Vecchia copertina, vecchio libro
Confesso che per la terza volta nel giro di qualche decennio mi sono fatta convincere dal grande critico letterario che ogni sei mesi trova (o trovava) il libro del secolo. I primi due “libri del secolo” li ho comprati, letti con fatica, piantati lì e messi da parte. Mi sono appuntata il nome del grande critico letterario, capace di elevare a opera d’arte assoluta pagine che… anche meno, e ho resistito fino a qualche settimana fa.
Che cosa mi ha fatto cambiare idea? Il fatto che il romanzetto in questione fosse il primo tentativo prima di una lunga e fortunata serie che porta il marchio del vicequestore Rocco Schiavone. Così, mi son detta: magari stavolta il critico ha ragione quando scrive che è un romanzo denso, bellissimo, già colmo fino all’orlo di tutti gli elementi che ricompariranno in Schiavone.
Poi l’ho letto e, sì, sono riuscita a finirlo, questo. Volevo sapere chi era il killer, e siccome non sono una di quelli che a metà avevano già indovinato, ho dovuto arrivare all’ultima pagina. Ultima pagina che arriva in fretta (in fondo, se leggete le quindici, sedici righe di riassunto che trovate nella descrizione del libro, trovate già tutto; per certi versi, in certi punti o situazioni, più in chiaro del libro stesso). Non mi hanno infastidito particolarmente certi passaggi cruenti o disturbanti lamentati da altri lettori, necessari all’economia del racconto, ma molto più incisive e definite sono certe pagine noir di Carlotto, ad esempio. Qui, più che noir, ci ho visto un po’ di splatter.

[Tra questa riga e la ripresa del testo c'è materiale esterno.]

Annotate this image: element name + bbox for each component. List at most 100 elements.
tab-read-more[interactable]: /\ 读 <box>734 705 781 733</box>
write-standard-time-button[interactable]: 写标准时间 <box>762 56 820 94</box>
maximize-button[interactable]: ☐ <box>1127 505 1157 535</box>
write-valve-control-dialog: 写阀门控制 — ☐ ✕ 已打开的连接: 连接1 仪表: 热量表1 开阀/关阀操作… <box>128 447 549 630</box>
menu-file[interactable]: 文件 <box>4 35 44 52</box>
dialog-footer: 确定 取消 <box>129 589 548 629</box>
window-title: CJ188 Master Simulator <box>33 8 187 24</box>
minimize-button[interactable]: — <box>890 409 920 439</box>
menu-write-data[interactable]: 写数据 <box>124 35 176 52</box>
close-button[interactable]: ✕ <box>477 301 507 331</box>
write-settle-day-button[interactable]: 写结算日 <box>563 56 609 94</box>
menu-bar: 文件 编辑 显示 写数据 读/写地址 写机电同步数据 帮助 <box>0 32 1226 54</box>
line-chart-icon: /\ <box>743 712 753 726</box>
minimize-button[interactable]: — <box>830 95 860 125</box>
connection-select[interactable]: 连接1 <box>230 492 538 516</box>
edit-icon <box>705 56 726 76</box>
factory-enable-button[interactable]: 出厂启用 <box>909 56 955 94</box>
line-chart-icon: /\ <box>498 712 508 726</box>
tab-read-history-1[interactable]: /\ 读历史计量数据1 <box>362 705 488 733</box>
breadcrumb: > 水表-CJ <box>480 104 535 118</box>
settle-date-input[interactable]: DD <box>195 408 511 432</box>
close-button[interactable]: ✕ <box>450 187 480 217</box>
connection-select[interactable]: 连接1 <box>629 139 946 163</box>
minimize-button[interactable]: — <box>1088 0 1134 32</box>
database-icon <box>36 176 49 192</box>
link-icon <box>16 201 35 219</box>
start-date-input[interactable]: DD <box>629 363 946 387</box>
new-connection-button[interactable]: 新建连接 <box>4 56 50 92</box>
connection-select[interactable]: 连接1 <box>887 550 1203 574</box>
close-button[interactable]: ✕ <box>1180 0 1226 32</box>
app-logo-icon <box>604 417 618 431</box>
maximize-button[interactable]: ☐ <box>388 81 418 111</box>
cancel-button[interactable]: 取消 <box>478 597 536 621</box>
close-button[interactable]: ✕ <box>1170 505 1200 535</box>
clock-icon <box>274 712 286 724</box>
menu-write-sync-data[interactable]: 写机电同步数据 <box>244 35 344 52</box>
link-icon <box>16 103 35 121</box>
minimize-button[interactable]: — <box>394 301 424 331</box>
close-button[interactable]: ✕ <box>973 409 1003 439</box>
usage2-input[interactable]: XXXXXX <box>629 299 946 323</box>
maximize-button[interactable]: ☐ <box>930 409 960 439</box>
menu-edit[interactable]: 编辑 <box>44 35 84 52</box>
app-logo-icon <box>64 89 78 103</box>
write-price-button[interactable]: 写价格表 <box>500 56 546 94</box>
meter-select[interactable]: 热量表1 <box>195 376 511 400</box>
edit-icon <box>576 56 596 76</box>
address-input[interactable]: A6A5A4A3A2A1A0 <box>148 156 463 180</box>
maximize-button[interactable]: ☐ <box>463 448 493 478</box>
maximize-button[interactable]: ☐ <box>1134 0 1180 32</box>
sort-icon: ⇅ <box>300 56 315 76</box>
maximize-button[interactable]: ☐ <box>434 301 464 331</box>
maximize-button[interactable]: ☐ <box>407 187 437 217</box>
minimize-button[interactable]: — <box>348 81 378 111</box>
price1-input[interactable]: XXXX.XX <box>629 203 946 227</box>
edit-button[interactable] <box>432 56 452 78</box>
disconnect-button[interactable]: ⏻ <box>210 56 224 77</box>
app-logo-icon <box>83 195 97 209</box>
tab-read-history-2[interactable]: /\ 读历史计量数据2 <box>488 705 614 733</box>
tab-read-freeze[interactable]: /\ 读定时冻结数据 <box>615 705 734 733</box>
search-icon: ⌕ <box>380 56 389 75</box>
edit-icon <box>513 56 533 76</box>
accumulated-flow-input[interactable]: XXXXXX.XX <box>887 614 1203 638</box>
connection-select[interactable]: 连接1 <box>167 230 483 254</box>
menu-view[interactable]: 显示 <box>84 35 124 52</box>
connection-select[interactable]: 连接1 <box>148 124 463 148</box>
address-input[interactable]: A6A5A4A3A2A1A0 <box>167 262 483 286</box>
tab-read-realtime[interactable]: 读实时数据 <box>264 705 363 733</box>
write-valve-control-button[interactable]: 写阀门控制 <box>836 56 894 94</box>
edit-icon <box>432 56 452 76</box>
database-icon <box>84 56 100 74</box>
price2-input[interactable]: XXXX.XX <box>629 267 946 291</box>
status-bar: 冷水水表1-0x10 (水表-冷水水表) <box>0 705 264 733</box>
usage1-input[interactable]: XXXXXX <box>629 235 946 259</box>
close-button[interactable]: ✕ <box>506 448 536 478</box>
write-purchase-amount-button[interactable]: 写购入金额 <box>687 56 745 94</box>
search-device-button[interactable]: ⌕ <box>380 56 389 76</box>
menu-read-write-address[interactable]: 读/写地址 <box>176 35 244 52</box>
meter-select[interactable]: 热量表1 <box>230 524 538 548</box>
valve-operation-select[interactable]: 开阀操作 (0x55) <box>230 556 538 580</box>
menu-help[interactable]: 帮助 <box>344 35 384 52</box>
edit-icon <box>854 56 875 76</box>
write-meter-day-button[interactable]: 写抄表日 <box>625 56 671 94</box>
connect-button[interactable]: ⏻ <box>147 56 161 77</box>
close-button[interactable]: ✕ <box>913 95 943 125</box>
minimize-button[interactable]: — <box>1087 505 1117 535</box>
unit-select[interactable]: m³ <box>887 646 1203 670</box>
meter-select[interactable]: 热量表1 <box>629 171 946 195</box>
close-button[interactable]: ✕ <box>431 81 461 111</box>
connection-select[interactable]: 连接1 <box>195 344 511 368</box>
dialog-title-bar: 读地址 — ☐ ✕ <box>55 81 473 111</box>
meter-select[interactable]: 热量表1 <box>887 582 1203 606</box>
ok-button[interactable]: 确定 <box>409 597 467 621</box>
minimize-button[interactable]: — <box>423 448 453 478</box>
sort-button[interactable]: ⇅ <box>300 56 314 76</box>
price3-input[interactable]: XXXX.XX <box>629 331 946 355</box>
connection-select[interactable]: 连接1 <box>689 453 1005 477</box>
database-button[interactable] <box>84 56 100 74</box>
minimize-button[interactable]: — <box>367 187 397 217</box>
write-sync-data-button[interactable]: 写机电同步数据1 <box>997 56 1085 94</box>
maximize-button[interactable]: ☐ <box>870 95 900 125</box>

Per il resto, l’ho trovato anche in altre parti frettoloso, bisognoso di passaggi più e meglio raccontati. Tra gli altri, le poche pagine finali che precipitano verso la conclusione rotolando a valle in un amen. Ugualmente, anche la psicologia dei due personaggi principali mi è sembrata tagliata un po’ con l’accetta, visto che fin da subito salta agli occhi del lettore che c’è un disgraziato cattivone e cinico affiancato da un quasi-buono un po’ triste e spento. Soltanto nelle ultime pagine (a mio parere, ovvio) emerge qualcosa di più nel carattere di almeno uno dei personaggi, ma non abbastanza da farmi scrivere di scavo psicologico o complessità delle persone.
Insomma, un giallo che si può leggere in fretta, anche con piacere, ma che non è per nulla all’altezza di molti (non tutti) i romanzi di Schiavone.